Em um editorial, Ashley Diamond descreve o tratamento inconstitucional ao qual ela teria sido submetida no Departamento de Correções da Geórgia. Diamond, que entrou com uma ação alegando ter sido agredida e abusada sexualmente em uma prisão masculina, diz que continuará lutando por sua liberdade e pela libertação de todas as pessoas trans encarceradas. O GDC se recusou a comentar sobre este artigo quando contatado, citando litígios em andamento.



Eles me colocaram na primeira cela, perto da entrada do quarteirão. Não é um bom lugar para uma mulher trans em uma prisão masculina. Com todos passando constantemente, capazes de me olhar pela janelinha na minha porta, sinto que estou sempre em exibição. É a pequena célula usual; uma cama, vaso sanitário de aço, pia e um pequeno armário de metal que guarda todas as minhas posses mundanas. Há um vitral no alto que fica tão frio que as paredes suam. Eu tenho uma foto de Whitney Houston colada ao lado da minha cama. Ela me traz conforto, mas eu definitivamente não me sinto segura.

Fui agredida e abusada sexualmente 16 vezes no último ano e meio, inclusive por guardas. Eles colocaram uma mulher em uma prisão masculina. O que eles achavam que aconteceria? Até onde sei, nenhuma das pessoas que me agrediram foi punida. Os oficiais me chamam de ele-ela-isso e aberração. As pessoas cujo trabalho é me proteger me tratam como se eu fosse descartável. A maneira como a Geórgia me trata e a outros prisioneiros trans é um abuso sistêmico de poder, autoridade e decência moral.

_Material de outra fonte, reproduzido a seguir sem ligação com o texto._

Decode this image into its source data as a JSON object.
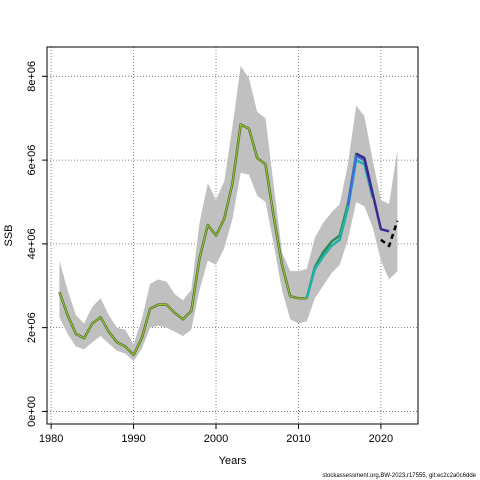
{
  "chart_data": {
    "type": "line",
    "xlabel": "Years",
    "ylabel": "SSB",
    "xlim": [
      1979.5,
      2024.5
    ],
    "ylim": [
      -300000,
      8700000
    ],
    "x_ticks": [
      1980,
      1990,
      2000,
      2010,
      2020
    ],
    "x_tick_labels": [
      "1980",
      "1990",
      "2000",
      "2010",
      "2020"
    ],
    "y_ticks": [
      0,
      2000000,
      4000000,
      6000000,
      8000000
    ],
    "y_tick_labels": [
      "0e+00",
      "2e+06",
      "4e+06",
      "6e+06",
      "8e+06"
    ],
    "grid": true,
    "grid_style": "dotted",
    "confidence_band": {
      "color": "#c0c0c0",
      "x": [
        1981,
        1982,
        1983,
        1984,
        1985,
        1986,
        1987,
        1988,
        1989,
        1990,
        1991,
        1992,
        1993,
        1994,
        1995,
        1996,
        1997,
        1998,
        1999,
        2000,
        2001,
        2002,
        2003,
        2004,
        2005,
        2006,
        2007,
        2008,
        2009,
        2010,
        2011,
        2012,
        2013,
        2014,
        2015,
        2016,
        2017,
        2018,
        2019,
        2020,
        2021,
        2022
      ],
      "lower": [
        2250000,
        1850000,
        1550000,
        1480000,
        1650000,
        1800000,
        1620000,
        1450000,
        1380000,
        1200000,
        1500000,
        2000000,
        2050000,
        2000000,
        1900000,
        1800000,
        1950000,
        2900000,
        3600000,
        3500000,
        3900000,
        4600000,
        5700000,
        5650000,
        5150000,
        5000000,
        4000000,
        2900000,
        2200000,
        2100000,
        2150000,
        2700000,
        3000000,
        3300000,
        3500000,
        4100000,
        5000000,
        4900000,
        4400000,
        3600000,
        3150000,
        3350000
      ],
      "upper": [
        3600000,
        2900000,
        2300000,
        2100000,
        2500000,
        2700000,
        2300000,
        2000000,
        1950000,
        1600000,
        2200000,
        3050000,
        3150000,
        3100000,
        2800000,
        2650000,
        2900000,
        4500000,
        5450000,
        5050000,
        5500000,
        6800000,
        8250000,
        7950000,
        7150000,
        7000000,
        5400000,
        3800000,
        3350000,
        3350000,
        3400000,
        4150000,
        4500000,
        4750000,
        4950000,
        5900000,
        7300000,
        7050000,
        6000000,
        5050000,
        4950000,
        6250000
      ]
    },
    "series": [
      {
        "color": "#556b2f",
        "x": [
          1981,
          1982,
          1983,
          1984,
          1985,
          1986,
          1987,
          1988,
          1989,
          1990,
          1991,
          1992,
          1993,
          1994,
          1995,
          1996,
          1997,
          1998,
          1999,
          2000,
          2001,
          2002,
          2003,
          2004,
          2005,
          2006,
          2007,
          2008,
          2009,
          2010,
          2011
        ],
        "values": [
          2850000,
          2300000,
          1850000,
          1750000,
          2100000,
          2250000,
          1900000,
          1650000,
          1550000,
          1350000,
          1750000,
          2450000,
          2550000,
          2550000,
          2350000,
          2200000,
          2400000,
          3650000,
          4450000,
          4200000,
          4600000,
          5450000,
          6850000,
          6750000,
          6050000,
          5900000,
          4650000,
          3500000,
          2750000,
          2700000,
          2700000
        ]
      },
      {
        "color": "#2e8b57",
        "x": [
          2011,
          2012,
          2013,
          2014,
          2015,
          2016,
          2017,
          2018
        ],
        "values": [
          2700000,
          3450000,
          3800000,
          4050000,
          4200000,
          4950000,
          6150000,
          6050000
        ]
      },
      {
        "color": "#20b2aa",
        "x": [
          2011,
          2012,
          2013,
          2014,
          2015,
          2016,
          2017,
          2018,
          2019
        ],
        "values": [
          2700000,
          3400000,
          3700000,
          3950000,
          4100000,
          4850000,
          6000000,
          5900000,
          5100000
        ]
      },
      {
        "color": "#4169e1",
        "x": [
          2016,
          2017,
          2018,
          2019
        ],
        "values": [
          4900000,
          6100000,
          6000000,
          5150000
        ]
      },
      {
        "color": "#3b2a8c",
        "x": [
          2017,
          2018,
          2019,
          2020,
          2021
        ],
        "values": [
          6150000,
          6050000,
          5200000,
          4350000,
          4300000
        ]
      },
      {
        "color": "#000000",
        "dashed": true,
        "x": [
          2020,
          2021,
          2022
        ],
        "values": [
          4100000,
          3950000,
          4550000
        ]
      }
    ],
    "annotation": "stockassessment.org,BW-2023,r17555, git:ec2c2a0c6dde"
  }
}
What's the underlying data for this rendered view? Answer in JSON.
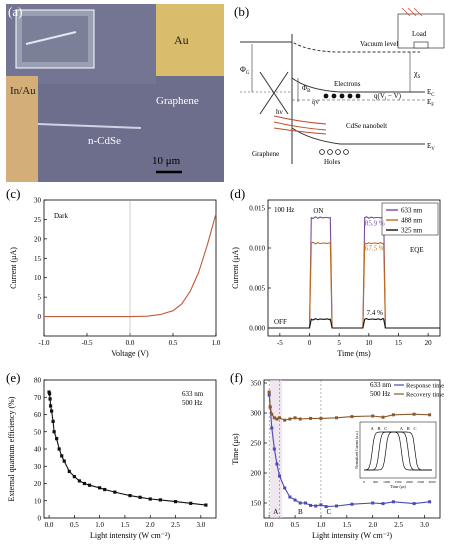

Defender minha comunidade é difícil - nossa sociedade desvaloriza e descarta mulheres negras trans — e as pessoas que têm poder sobre minha vida me punem por falar abertamente. Mas com todas as ameaças e injustiças enfrentadas pelas pessoas trans, e especialmente as pessoas trans de cor agora, não temos escolha a não ser lutar.



Não era assim que eu imaginava minha vida se transformando. Nasci em 1978 em uma grande família batista do sul em Roma, Geórgia. Eu sabia que era diferente em uma idade muito jovem. Mesmo não sabendo o que era ser trans, me identifiquei com a personagem feminina principal do desenho Jem e os hologramas. Ela tinha duas identidades: a proprietária da gravadora Jerrica Benton e seu alter-ego, o cantor Jem, cuja imagem ela podia projetar em seu rosto e corpo com tecnologia especial em seus brincos. Essa foi a primeira vez que vi alguém capaz de mudar a forma como se apresenta ao mundo e assumir uma nova identidade, e eu sabia que queria poder fazer isso também.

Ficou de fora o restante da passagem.